Paskalya Adası’nın bir bölümünü kasıp kavuran bir orman yangını, adanın moai olarak bilinen ünlü anıtsal oyma taş figürlerinden bazılarını kömürleştirdi.
Kültürel miras müsteşarı Carolina Perez bir Twitter gönderisinde, “Bazı moailer de dahil olmak üzere yaklaşık 60 hektar (148 dönüm) etkilendi.” Dedi.
100 hektarlık arazi alevler tarafından yerle bir edildi ve bildirildiğine göre UNESCO Dünya Mirası Listesi’ndeki Rano Raraku yanardağının etrafındaki alan en çok etkilendi.
O bölgede ve heykelleri oymak için kullanılan taşın çıkarıldığı taş ocağında tahminen birkaç yüz moai var.
Paskalya Adası belediye başkanı Pedro Edmunds yerel basına yaptığı açıklamada, “Yangının verdiği zarar geri alınamaz.”
Felaket, adanın COVID-19 nedeniyle iki yıl kapalı kaldıktan sonra 5 Ağustos’ta turizme yeniden açılmasından sadece üç ay sonra geldi.
Moai nedir?
Paskalya Adası’ndaki moai figürleri, dünyanın en ünlü ve tanınabilir yekpare heykellerinden bazılarıdır.
Onları kim yaptı ve neyi temsil ediyorlar?
Önde gelen atalarının ruhunu somutlaştırmanın bir yolu olarak, yerli Rapa Nui halkı tarafından 500 yıldan daha uzun bir süre önce oyulmuşlardı. Adadaki megalitler genellikle yaklaşık 4 m (13 fit) yükseklikte durur ve yerin altına gömülü gizli gövdelere sahiptir.
Moai, sanki yerlilerini gözetliyormuş gibi okyanustan uzağa ve bunun yerine köylere doğru bakar.
Ancak yedi Ahu Akivi figürü, ziyaretçilerin adayı bulmasına yardımcı olduğuna inanılan denize dönük.
İngiliz müzesi tartışması
1868’de adadan Hoa Hakananai’a olarak bilinen bir moai figürü götürüldü ve onu British Museum’a bırakan Kraliçe Victoria’ya verildi.
2018’de Şili hükümeti ve adanın yetkilileri iade edilmesini talep etti.
Adanın valisi Tarita Alarcon Rapu’nun o sırada şöyle dediği bildirildi: “Biz sadece bir bedeniz.
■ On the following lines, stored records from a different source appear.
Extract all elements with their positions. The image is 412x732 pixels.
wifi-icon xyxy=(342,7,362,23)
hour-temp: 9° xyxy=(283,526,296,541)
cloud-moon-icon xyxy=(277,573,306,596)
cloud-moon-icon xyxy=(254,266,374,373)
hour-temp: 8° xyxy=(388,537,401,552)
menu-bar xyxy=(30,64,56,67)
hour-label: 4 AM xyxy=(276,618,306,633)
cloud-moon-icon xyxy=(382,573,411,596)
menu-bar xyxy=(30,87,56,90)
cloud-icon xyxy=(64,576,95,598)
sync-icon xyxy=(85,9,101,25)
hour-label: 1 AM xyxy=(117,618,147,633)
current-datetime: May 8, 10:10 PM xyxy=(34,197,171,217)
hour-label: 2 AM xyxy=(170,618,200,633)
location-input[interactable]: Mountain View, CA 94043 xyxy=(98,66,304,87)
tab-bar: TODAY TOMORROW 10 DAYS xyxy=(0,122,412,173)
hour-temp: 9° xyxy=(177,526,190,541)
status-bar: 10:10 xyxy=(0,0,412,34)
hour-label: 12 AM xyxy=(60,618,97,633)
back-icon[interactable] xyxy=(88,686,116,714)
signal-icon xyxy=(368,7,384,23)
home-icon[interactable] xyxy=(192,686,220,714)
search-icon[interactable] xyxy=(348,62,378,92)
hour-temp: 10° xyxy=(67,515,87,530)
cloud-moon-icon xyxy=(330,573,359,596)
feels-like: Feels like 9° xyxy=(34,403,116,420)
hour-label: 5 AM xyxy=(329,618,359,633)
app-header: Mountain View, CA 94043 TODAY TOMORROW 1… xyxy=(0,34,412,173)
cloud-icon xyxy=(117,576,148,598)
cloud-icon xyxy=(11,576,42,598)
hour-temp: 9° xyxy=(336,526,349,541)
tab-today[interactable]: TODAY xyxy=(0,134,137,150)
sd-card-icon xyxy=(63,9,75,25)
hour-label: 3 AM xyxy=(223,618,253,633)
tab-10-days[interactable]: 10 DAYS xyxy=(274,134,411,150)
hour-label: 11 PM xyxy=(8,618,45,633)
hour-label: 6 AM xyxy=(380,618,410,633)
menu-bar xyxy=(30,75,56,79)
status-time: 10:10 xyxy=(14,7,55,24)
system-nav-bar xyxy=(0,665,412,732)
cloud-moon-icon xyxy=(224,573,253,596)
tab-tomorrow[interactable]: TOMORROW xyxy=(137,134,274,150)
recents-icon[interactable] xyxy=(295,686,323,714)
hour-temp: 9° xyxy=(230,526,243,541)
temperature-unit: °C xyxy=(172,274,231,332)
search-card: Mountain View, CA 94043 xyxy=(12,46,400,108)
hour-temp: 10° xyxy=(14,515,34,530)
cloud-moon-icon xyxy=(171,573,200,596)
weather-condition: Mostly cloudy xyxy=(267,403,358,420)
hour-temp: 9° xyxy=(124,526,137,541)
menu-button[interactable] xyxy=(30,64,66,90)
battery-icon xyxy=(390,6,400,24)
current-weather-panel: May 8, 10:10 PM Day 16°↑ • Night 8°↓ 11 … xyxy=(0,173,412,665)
Siz, İngiliz halkı, ruhumuza sahipsiniz.”
90 yaşında vefat eden babaannesinin dedesini hiç görme fırsatı bulamadığını da dile getirdi.
Hoa Hakananai’a, ülkesine geri gönderilmesi için uzun süredir devam eden çağrılara rağmen hala British Museum’da sergileniyor.